Let $u$ be a continuous subharmonic function on $\C$ that satisfies

\limsup_{\abs{z}\to\infty} \frac{u\p{z}}{\log\,\abs{z}} \leq 0.

Show that $u$ is constant on $\C$ .

Solution.

Let $\epsilon > 0$ , and observe that if we set $u_\epsilon\p{z} = u\p{z} - \epsilon\log\,\abs{z}$ , then $u_\epsilon$ is still subharmonic and

u_\epsilon\p{z} = \p{\frac{u\p{z}}{\log\,\abs{z}} - \epsilon}\log\,\abs{z} \leq 0

for $\abs{z} \geq R$ for some $R > 0$ , by assumption.
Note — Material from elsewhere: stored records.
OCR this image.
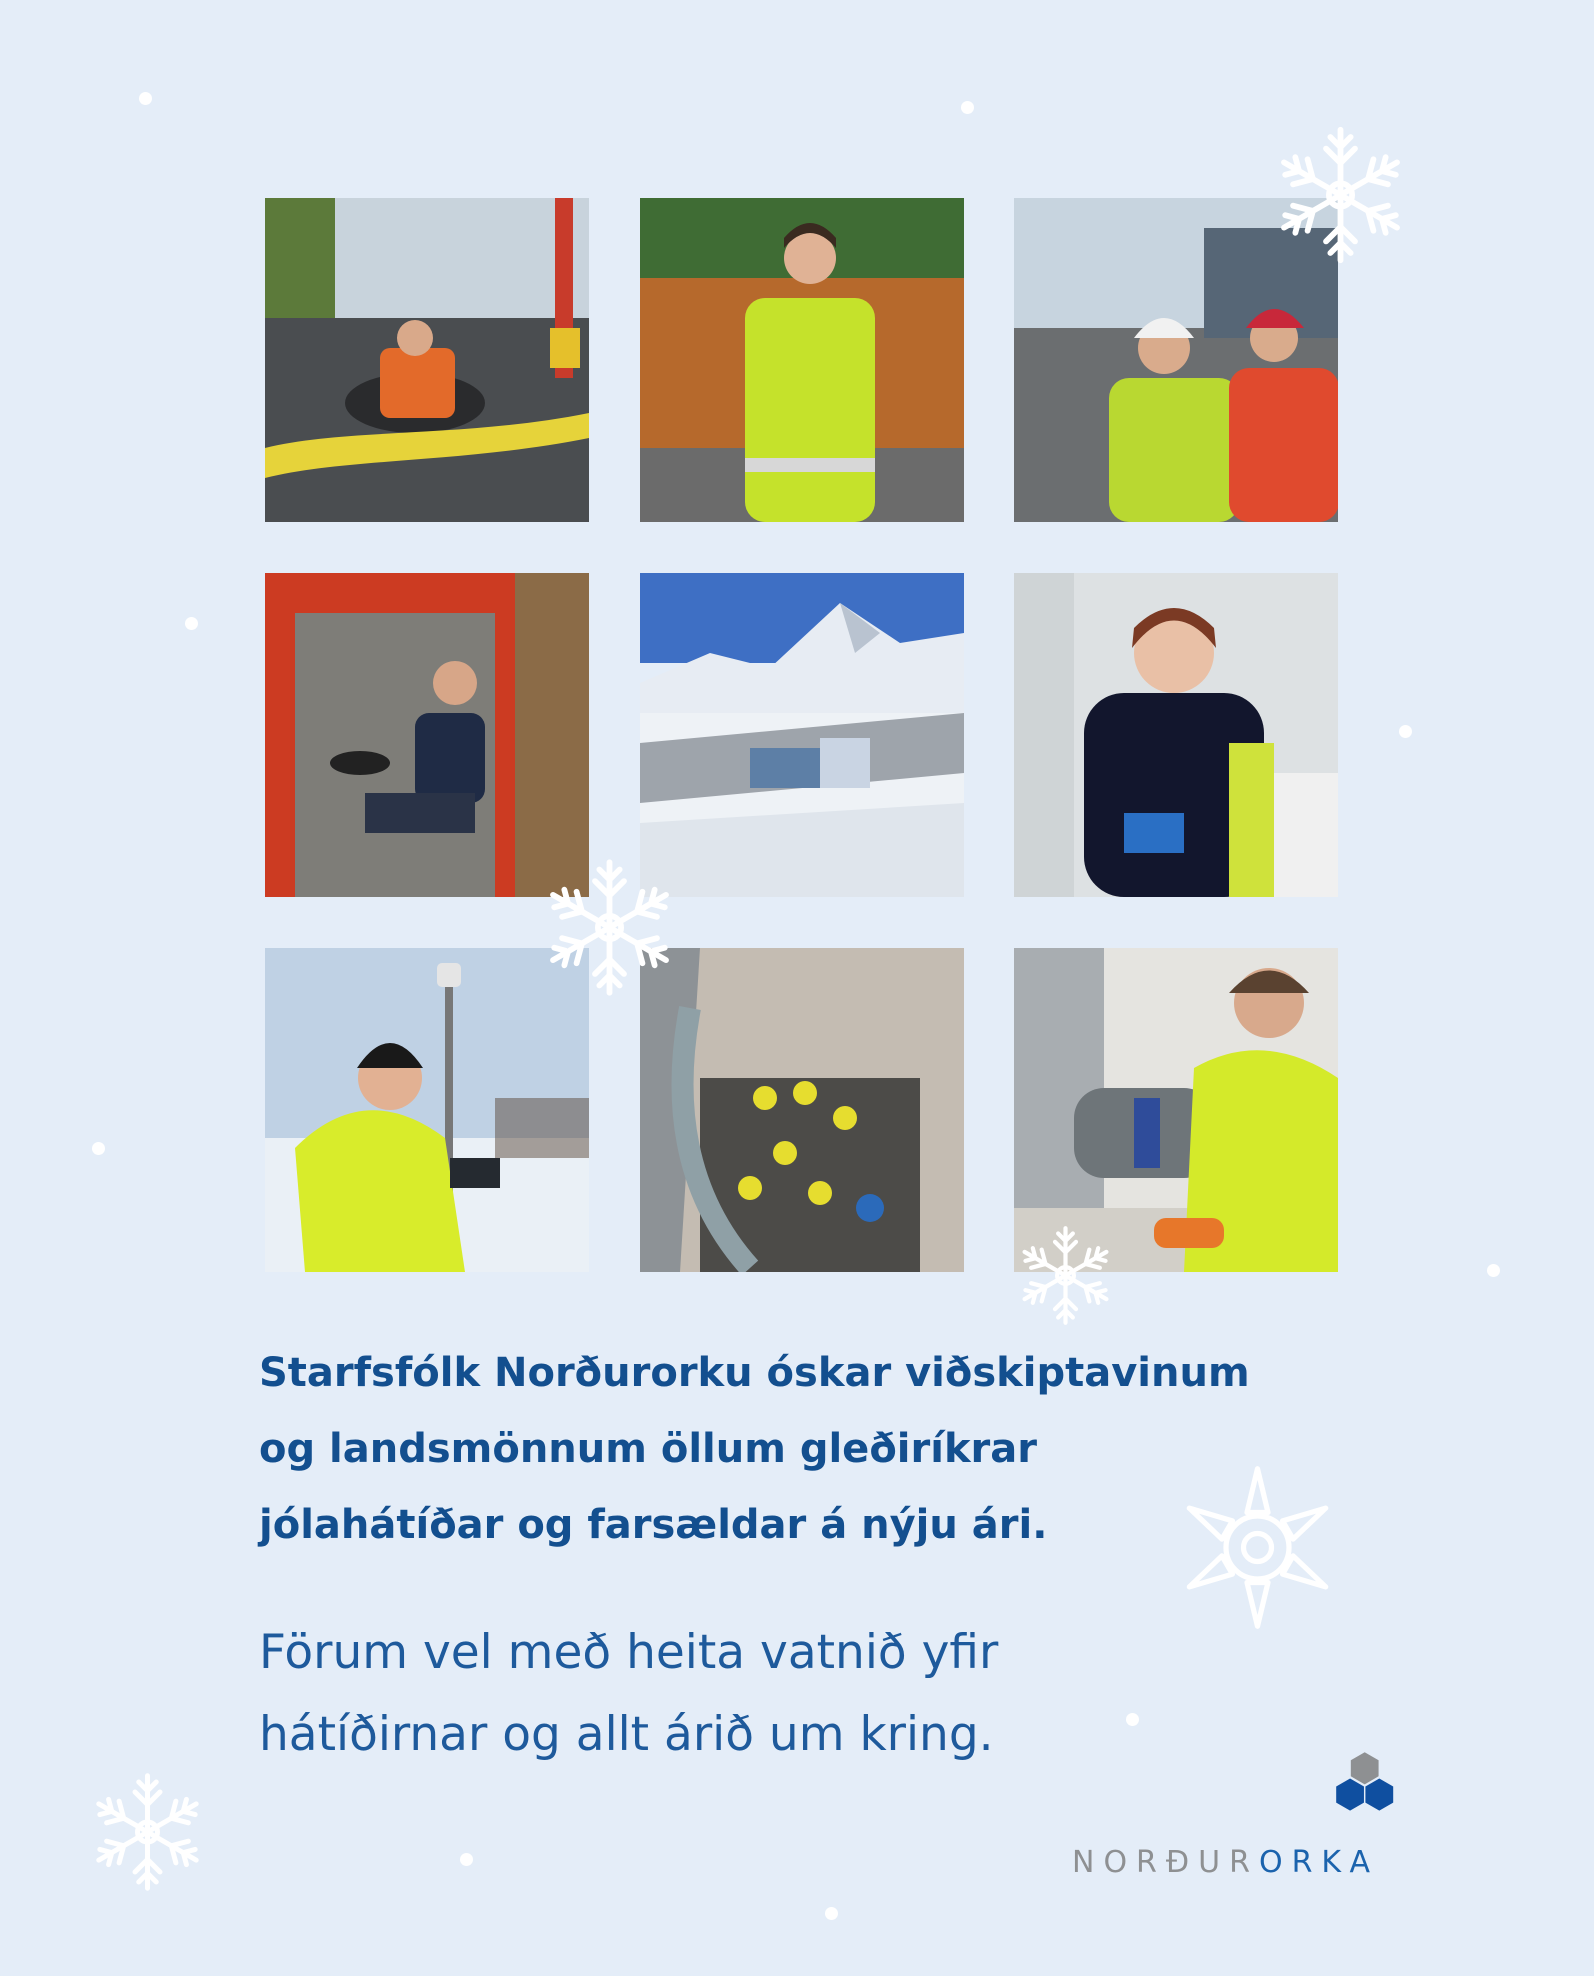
Starfsfólk Norðurorku óskar viðskiptavinum
og landsmönnum öllum gleðiríkrar
jólahátíðar og farsældar á nýju ári.
Förum vel með heita vatnið yfir
hátíðirnar og allt árið um kring.
NORÐURORKA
Thus, by the maximum principle, it follows that $u_\epsilon\p{z} \leq 0$ on $\abs{z} \leq R$ , hence on all of $\C$ . Sending $\epsilon \to 0$ , we see that $u\p{z} \leq 0$ on $\C$ . Thus,

\limsup_{\abs{z}\to\infty} u_\epsilon\p{z} = -\infty,

so by the maximum principle applied to a large annular region, we see that $u_\epsilon\p{z}$ must attain its maximum in $\partial\D$ . Thus, by the maximum principle applied to the unit disk,

\sup_{\abs{z} \geq 1} u_\epsilon\p{z} = \sup_{z \in \partial\D} u_\epsilon\p{z} = \sup_{z \in \partial\D} u\p{z} = \sup_{z \in \D} u\p{z},

since $u$ and $u_\epsilon$ agree on $\partial\D$ . Hence, for $\abs{z} \geq 1$ ,

u\p{z} = u_\epsilon\p{z} + \epsilon\log\,\abs{z} \leq \sup_{z \in \D} u\p{z} + \epsilon\log\,\abs{z}.

Sending $\epsilon \to 0$ again, we see that $u\p{z}$ must attain its maximum in $\cl{\D}$ by continuity, so by the maximum principle again, $u$ must be constant.